Dagster Pandas Utilities
dagster-pandas is a library within the Dagster ecosystem that provides utilities for working with Pandas DataFrames. It enhances Dagster's capabilities by offering DataFrame-level validation, summary statistics generation, and reliable serialization/deserialization for Pandas objects. Currently at version 0.29.0, its release cadence is tied closely to the main Dagster core releases.
Warnings
- breaking Dagster core and library versions are tightly coupled. While libraries like `dagster-pandas` follow their own semantic versioning, major changes in Dagster core can necessitate upgrades or adjustments in library usage. Always check the Dagster core changelog for breaking changes relevant to your setup.

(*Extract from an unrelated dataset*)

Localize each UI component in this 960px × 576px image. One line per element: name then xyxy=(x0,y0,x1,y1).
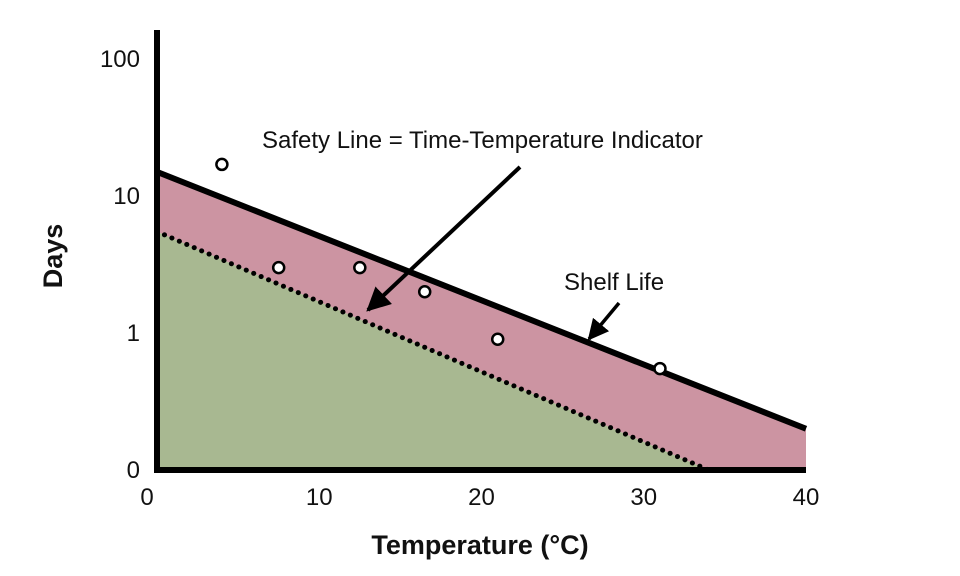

- gotcha Features such as `create_dagster_pandas_dataframe_type` and `PandasColumn` are often marked as 'beta' or 'preview' in the Dagster API. This means they might introduce breaking changes in minor versions or have behavior changes in patch releases.
- gotcha Pandas operations, especially on large DataFrames, can be memory-intensive and lead to Out Of Memory (OOM) errors. This is a common pitfall when processing big datasets within Dagster pipelines without proper memory management or architectural considerations.

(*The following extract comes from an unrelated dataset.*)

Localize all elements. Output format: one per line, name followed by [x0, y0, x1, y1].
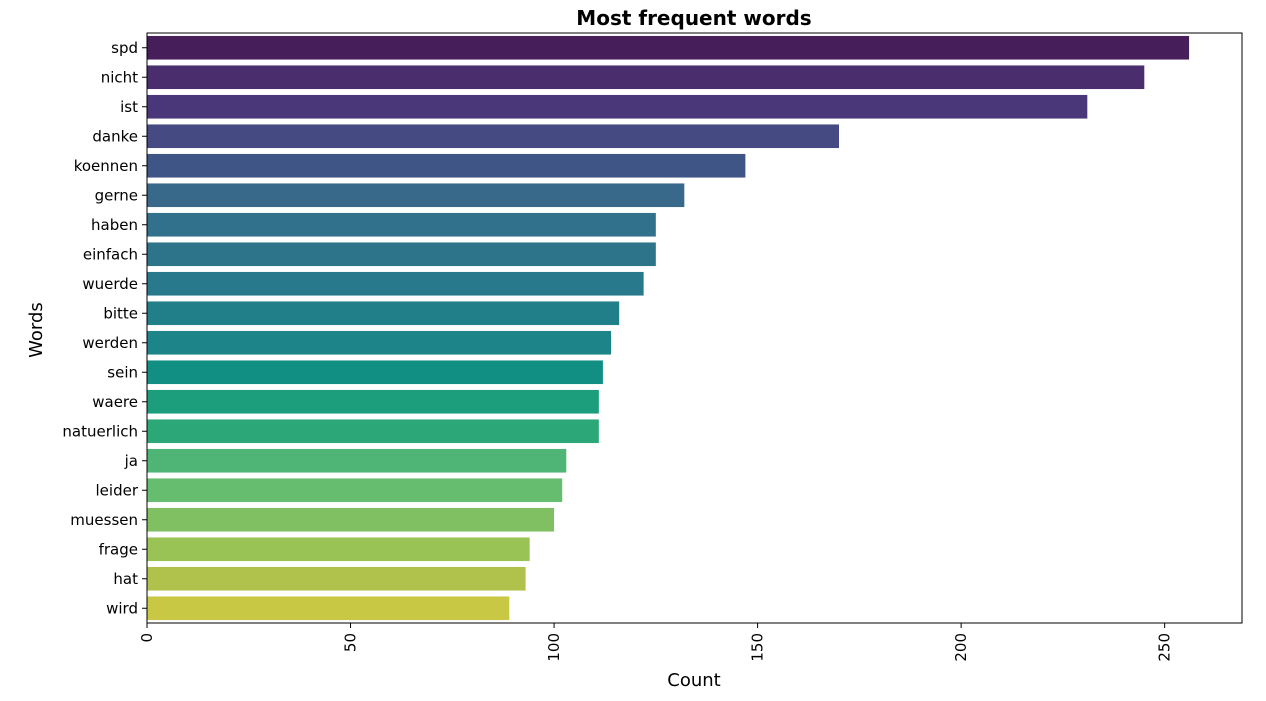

- gotcha Dagster's layered execution model can sometimes make Python stack traces less developer-friendly, obscuring the direct cause of errors within your Pandas transformation logic.
- gotcha Python version compatibility is crucial. While `dagster-pandas` specifies `Python <3.15, >=3.10`, Dagster core regularly drops support for Python versions that reach End Of Life (EOL). Running on an unsupported Python version can lead to unexpected issues.
Install
-
pip install dagster-pandas
Imports
- asset
from dagster import asset
- Definitions
from dagster import Definitions
- load_assets_from_modules
from dagster import load_assets_from_modules
- create_dagster_pandas_dataframe_type
from dagster_pandas import create_dagster_pandas_dataframe_type
- PandasColumn
from dagster_pandas import PandasColumn
Quickstart
import os
import pandas as pd
from dagster import asset, Definitions, load_assets_from_modules
# --- defs/data/sample_data.csv ---
# name,age,city
# Alice,25,New York
# Bob,35,San Francisco
# Charlie,45,Chicago
# Diana,28,Boston
# --- defs/assets.py ---
@asset
def raw_data_csv() -> pd.DataFrame:
# In a real scenario, this would read from a persistent store, e.g., S3 or a database
# For quickstart, we simulate by creating a DataFrame
data = {
'name': ['Alice', 'Bob', 'Charlie', 'Diana'],
'age': [25, 35, 45, 28],
'city': ['New York', 'San Francisco', 'Chicago', 'Boston']
}
return pd.DataFrame(data)
@asset
def processed_data(raw_data_csv: pd.DataFrame) -> pd.DataFrame:
return raw_data_csv[raw_data_csv['age'] > 30].copy()
# --- definitions.py ---
# Assuming assets.py is in a 'defs' directory or in the same file for quickstart
all_assets = load_assets_from_modules([__name__]) # Load assets from this file
defs = Definitions(assets=all_assets)
# To run this, save as a Python file (e.g., my_project.py) and run:
# dagster dev -f my_project.py
# Then open http://localhost:3000 and materialize 'processed_data'